In parallel, the abundance of proton-translocating NAD(P) + transhydrogenase proteins declined markedly in the AS group, suggesting altered intracellular redox regulation. Consistent with this, intracellular assays on Day 12 revealed elevated NADH concentrations and NADH/NAD+ ratios in BTEX-exposed microcosms compared to the control (Fig. S7). Despite similar ethanol consumption across treatments, caproic acid accumulation was enhanced under BTEX exposure (Fig. 1D), indicating that elevated NADH availability may have favored RBO-mediated CE over FAB.
Discussion
BTEX promotes and integrates into soil CE
This study reveals that BTEX exposure reprograms soil microbial CE networks, coupling pollutant response with reductive carbon metabolism and driving shifts in microbial community organization. These findings extend the conventional understanding of pollutant–carbon interactions beyond the unidirectional paradigm of degradation and mineralization [32] toward a bidirectional metabolic coupling system that simultaneously facilitates pollutant detoxification and carbon retention.
At the metabolic level, low concentrations of BTEX markedly promoted the synthesis of MCFAs, particularly caproic acid, enhancing their production rate, yield, and persistence within the soil microcosm (Fig. 1D and E). The sustained accumulation of MCFAs indicates that microbial communities redirected reducing power toward reductive carbon conversion rather than oxidative mineralization, thereby improving carbon preservation efficiency under hydrocarbon stress. Such metabolic rerouting likely reflects an adaptive energy-conserving and redox-stabilizing response that helps maintain metabolic balance under hydrocarbon stress.

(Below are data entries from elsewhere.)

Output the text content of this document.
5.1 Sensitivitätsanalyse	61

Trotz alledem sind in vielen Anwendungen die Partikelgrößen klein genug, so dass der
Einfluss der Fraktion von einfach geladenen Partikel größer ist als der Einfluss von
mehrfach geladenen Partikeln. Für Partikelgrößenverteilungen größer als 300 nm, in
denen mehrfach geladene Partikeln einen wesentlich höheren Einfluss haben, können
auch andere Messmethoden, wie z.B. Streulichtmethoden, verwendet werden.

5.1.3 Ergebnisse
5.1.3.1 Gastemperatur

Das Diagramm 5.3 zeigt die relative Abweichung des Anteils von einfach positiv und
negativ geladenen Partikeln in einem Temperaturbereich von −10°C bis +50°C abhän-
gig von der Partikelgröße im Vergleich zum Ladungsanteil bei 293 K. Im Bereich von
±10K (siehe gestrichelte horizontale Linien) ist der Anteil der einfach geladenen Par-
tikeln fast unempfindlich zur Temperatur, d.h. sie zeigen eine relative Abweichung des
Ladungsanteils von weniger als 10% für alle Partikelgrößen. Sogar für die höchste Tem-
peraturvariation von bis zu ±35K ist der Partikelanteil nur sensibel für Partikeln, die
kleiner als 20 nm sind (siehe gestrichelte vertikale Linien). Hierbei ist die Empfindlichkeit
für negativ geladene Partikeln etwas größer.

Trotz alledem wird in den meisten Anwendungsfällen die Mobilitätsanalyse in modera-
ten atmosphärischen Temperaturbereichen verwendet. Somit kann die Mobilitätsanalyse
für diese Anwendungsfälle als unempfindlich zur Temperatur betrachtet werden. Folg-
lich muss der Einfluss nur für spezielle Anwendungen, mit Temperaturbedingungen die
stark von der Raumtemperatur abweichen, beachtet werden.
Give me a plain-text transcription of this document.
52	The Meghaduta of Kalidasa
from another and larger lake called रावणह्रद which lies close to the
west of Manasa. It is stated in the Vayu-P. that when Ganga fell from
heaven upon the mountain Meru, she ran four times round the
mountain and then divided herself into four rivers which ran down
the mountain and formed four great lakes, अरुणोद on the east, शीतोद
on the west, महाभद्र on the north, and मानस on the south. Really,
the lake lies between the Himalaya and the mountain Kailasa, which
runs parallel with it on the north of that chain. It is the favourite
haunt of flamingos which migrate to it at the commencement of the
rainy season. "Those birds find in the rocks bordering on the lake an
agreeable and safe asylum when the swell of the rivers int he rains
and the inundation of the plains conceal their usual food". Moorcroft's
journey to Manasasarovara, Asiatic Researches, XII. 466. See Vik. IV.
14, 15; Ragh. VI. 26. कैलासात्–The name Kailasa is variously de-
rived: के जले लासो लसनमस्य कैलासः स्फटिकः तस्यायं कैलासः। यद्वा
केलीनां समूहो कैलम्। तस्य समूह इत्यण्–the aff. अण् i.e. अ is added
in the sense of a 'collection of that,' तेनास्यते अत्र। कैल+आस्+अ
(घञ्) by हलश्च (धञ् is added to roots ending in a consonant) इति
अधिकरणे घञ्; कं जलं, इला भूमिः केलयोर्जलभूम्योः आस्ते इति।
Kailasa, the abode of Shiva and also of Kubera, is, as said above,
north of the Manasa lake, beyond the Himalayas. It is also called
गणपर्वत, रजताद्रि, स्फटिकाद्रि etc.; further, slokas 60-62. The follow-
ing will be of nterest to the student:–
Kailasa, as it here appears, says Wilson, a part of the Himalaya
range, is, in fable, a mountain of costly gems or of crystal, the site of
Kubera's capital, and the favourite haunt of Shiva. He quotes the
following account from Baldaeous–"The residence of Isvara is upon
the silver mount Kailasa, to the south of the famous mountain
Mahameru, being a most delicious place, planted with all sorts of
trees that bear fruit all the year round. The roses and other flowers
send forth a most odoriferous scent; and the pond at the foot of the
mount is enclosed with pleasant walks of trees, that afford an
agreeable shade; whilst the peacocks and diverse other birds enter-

At the ecological level, BTEX exposure induced a functional reorganization of the microbial community, favoring syntrophic consortia that enhance CE efficiency. Clostridium sensu stricto 12 [33] and Rummelibacillus [34] became dominant CE performers, replacing Acinetobacter—the leading taxon in the BTEX-free system—indicating the selective enrichment of CE-active anaerobes under aromatic stimulation (Fig. 2B). In contrast, Petrimonas proliferated only during the late stages of BTEX-free incubation, likely mediating secondary degradation of accumulated MCFAs [35] and thus contributing to reduced carbon retention (Fig. 2B).
The addition of BTEX compounds promotes metabolic cooperation between CE and BTEX-degrading microorganisms (Fig. 8). This interaction is supported by the coenrichment of CE- (Fig. 3) and BTEX-degrading (Fig. 4) pathways among dominant taxa at both the genus and protein levels. CE-related genus, including Clostridium and Azotobacter, can utilize transmembrane intermediates such as pyruvate and acetaldehyde derived from BTEX degraders, thereby establishing a substrate-based metabolic linkage between the two functional guilds. In this study, Sedimentibacter and Lutispora were found to possess genetic potential associated with CE metabolism (Fig. 3), indicating that these taxa may also function as elongators. Moreover, the genus Bacillus occupies a pivotal metabolic niche that bridges aromatic hydrocarbon degradation (Fig. 4) with the CE pathway (Fig. 3), facilitating redox coupling and metabolic symbiosis between degraders and elongators. Such a functional division of labor minimizes electron dissipation, enhances system-wide carbon conversion efficiency, and reveals a microbial mechanism that may contribute to pollutant-driven soil carbon stabilization.
Figure 8.
Association between CE and BTEX metabolism across bacterial genera. The heatmap illustrates temporal shifts in genus-level relative abundance. In the RBO and FAB pathways, solid lines: complete gene sets with ≤1 missing protein; dashed lines: complete genes but ≥2 missing proteins. For Acinetobacter, both gene and protein for a single FAB terminal-step enzyme were absent; this case is likewise represented by a dashed line.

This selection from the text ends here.